Making the connection

These "print concepts" can start to mold some kind of recognition in the child that the symbols on the page -- even as their meaning remains foreign -- have some correlation to the spoken language.  "A kid begins to understand that written language captures spoken language, that whatever you capture in print is a word and it's a word you can speak," says Feldman. As all this information comes in, say researchers, some children are able to organize it easily, so that their understanding of written language's conventions continue to deepen.

 

In other words, some kids get it right away. For others, it takes explicit instruction, some more than others.

 

A crucial step for children learning to read English is the ability to digest (initially the idea, eventually the actual mechanics) of the alphabet.

 

"In an alphabetic system, like English, the letter symbols represent individual speech sounds," says Vellutino.

 

To be able to figure out how to use the alphabet, a child must be able to identify the individual speech sounds -- called phonemes -- that correspond to letters. For example, that the word "cat," though only one syllable, consists of three individual speech sounds. Think of the animated child pointing out letter sounds on "Sesame Street": "kuh"-"a"-"tuh."

 

(Alphabetic systems like English differ from logographic, or pictorial, languages like Chinese. In alphabetic systems, the individual symbols -- letters -- take on meaning only after they've been combined into words, those words arranged into sentences. Logographic languages, like Chinese, have symbols that represent not just sounds, but concepts. So that an individual character means something on it own.)

 

"In an alphabetic system, you have a small number of characters that are combined in an infinite number of ways," says Vellutino. "A child who has mastered the alphabetic code is able to parse out individual speech sounds."

 

Once a child can identify the letters of the alphabet and parse out those speech sounds, says Feldman, the child is beginning to learn to read, beginning to recognize that dog is the word for the thing that barks and not just a spot on the page.

 

Overcoming illiteracy begins with alphabet

According to Frank Vellutino, a cognitive developmental psychologist at the University at Albany, research has shown that illiterate adults learning to read must go through the same stages as children do to "crack the alphabetic code." Once an adult knows and can use the alphabet, he may progress as a reader faster than a child does. Why? Because:

*           A stronger vocabulary helps with word identification and reading comprehension.
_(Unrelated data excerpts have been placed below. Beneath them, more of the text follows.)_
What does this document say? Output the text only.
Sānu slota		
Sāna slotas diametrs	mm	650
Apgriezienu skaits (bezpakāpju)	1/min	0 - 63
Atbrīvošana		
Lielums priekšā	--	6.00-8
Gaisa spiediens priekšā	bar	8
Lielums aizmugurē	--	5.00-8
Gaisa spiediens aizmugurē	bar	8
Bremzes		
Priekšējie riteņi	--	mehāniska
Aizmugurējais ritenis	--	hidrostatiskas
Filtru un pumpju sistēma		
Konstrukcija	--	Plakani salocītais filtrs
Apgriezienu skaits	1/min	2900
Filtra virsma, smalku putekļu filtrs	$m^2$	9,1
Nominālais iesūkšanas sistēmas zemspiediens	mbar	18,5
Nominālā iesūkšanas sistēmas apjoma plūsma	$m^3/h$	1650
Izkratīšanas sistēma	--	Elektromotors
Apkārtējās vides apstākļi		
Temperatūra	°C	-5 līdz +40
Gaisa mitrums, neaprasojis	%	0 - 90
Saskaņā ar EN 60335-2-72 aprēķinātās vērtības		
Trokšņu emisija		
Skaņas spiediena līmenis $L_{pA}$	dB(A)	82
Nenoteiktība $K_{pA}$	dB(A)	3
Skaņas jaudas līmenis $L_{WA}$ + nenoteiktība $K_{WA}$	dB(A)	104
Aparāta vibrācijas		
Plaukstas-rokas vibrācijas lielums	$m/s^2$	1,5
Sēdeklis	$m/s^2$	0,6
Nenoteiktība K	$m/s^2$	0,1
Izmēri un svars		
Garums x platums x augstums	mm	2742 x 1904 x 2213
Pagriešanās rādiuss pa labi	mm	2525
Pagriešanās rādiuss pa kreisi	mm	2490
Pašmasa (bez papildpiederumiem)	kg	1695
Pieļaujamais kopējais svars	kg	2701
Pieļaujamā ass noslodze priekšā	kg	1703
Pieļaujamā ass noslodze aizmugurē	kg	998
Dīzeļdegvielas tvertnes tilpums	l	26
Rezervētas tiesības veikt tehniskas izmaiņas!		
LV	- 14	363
*           More knowledge about the world in general helps with reading comprehension.

*           Better developed reasoning abilities (and better developed cognitive abilities in general) help with reading comprehension.

*           Stronger powers of concentration and a deeper motivation to improve help drive reading improvements.

 

On the other hand, says Peter Johnston, a researcher at the Center for English Learning and Achievement at UAlbany, many illiterate adults have had some unsuccessful attempts at reading before.

 

"There are a number of complications that happen as you get older," says Johnston, pointing to the possibility of low self-esteem, learning difficulties and the more urgent call of daily life. "Normally, an adult who's learning to read has a bunch of scar tissue. They have a lot of useful stuff, but there's also a lot of stuff that gets in the way."